A tear slips down his cheek. “You were young. If you’d said anything resembling the truth to anyone, we would have been discovered, and they would have come for all of us. It was easier for you to paint me as a monster, than for me to try and shield you and your sister from a Council determined to see you dead.”

“What about the potions that you made me drink?”

“Tonics to enhance your magic. I couldn’t risk losing you, so I made sure you came into your magic. I taught you to fight as a backup, but as it turns out, it wasn’t necessary since your hunter gene is dormant, anyway.”

“So everything you did was for my own good? That’s what you’re telling me? Treating me like garbage—like I was worthless? Pushing me away constantly and letting me grieve my mother alone?”

“I didn’t have a choice,” he insists. “If I’d shown you any mercy, at all, any display of love or affection, the council would have taken it upon themselves to kill you. Keeping you at arm’s length…it was the only way. You have to believe me.” He reaches forward and takes my hands in his, but I pull away, unwilling to feel the embrace of a man I’ve hated nearly my entire life.
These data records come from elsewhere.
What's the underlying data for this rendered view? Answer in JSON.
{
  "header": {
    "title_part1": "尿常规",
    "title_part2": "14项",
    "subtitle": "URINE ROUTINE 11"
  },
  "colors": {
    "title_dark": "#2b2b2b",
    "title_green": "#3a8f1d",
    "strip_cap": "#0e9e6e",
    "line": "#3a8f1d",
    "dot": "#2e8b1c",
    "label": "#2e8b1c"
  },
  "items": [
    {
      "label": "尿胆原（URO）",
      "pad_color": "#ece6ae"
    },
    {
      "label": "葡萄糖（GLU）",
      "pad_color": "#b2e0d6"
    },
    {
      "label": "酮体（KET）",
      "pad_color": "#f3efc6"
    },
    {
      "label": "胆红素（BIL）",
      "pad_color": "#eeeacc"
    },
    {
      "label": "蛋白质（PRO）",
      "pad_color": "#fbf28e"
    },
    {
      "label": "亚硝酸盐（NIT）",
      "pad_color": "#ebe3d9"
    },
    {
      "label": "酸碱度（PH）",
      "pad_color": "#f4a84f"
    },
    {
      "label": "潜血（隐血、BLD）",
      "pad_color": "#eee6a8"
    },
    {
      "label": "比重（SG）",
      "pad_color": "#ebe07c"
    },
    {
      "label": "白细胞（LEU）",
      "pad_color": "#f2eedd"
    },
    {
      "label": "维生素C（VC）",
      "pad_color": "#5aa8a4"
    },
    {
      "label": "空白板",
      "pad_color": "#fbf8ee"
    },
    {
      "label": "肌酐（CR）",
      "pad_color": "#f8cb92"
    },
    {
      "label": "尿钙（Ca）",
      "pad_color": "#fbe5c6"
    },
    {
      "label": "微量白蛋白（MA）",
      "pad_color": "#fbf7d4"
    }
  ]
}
“And what about Payton’s death? Huh?” I choke out, the memory of my sister’s murder pushing my mother’s death to the side momentarily. “She died when I was already an adult. You didn’t feel the need to come to me then? To help me bury your daughter?” I growl the words, so fucking angry to be reliving the worst moments of my life.

He shuts his eyes tightly, and tears slip down his cheeks. “You have no idea the weight of the guilt I carry with me over her death.” When his voice answers, barely above a whisper, a piece of the wall I’ve erected around my heart in defense of the man I knew as my father cracks. “I tried so hard to get her to come stay with me. To let me keep her safe, but she hated me.” His shoulders shake as he tries to hold in his sobs.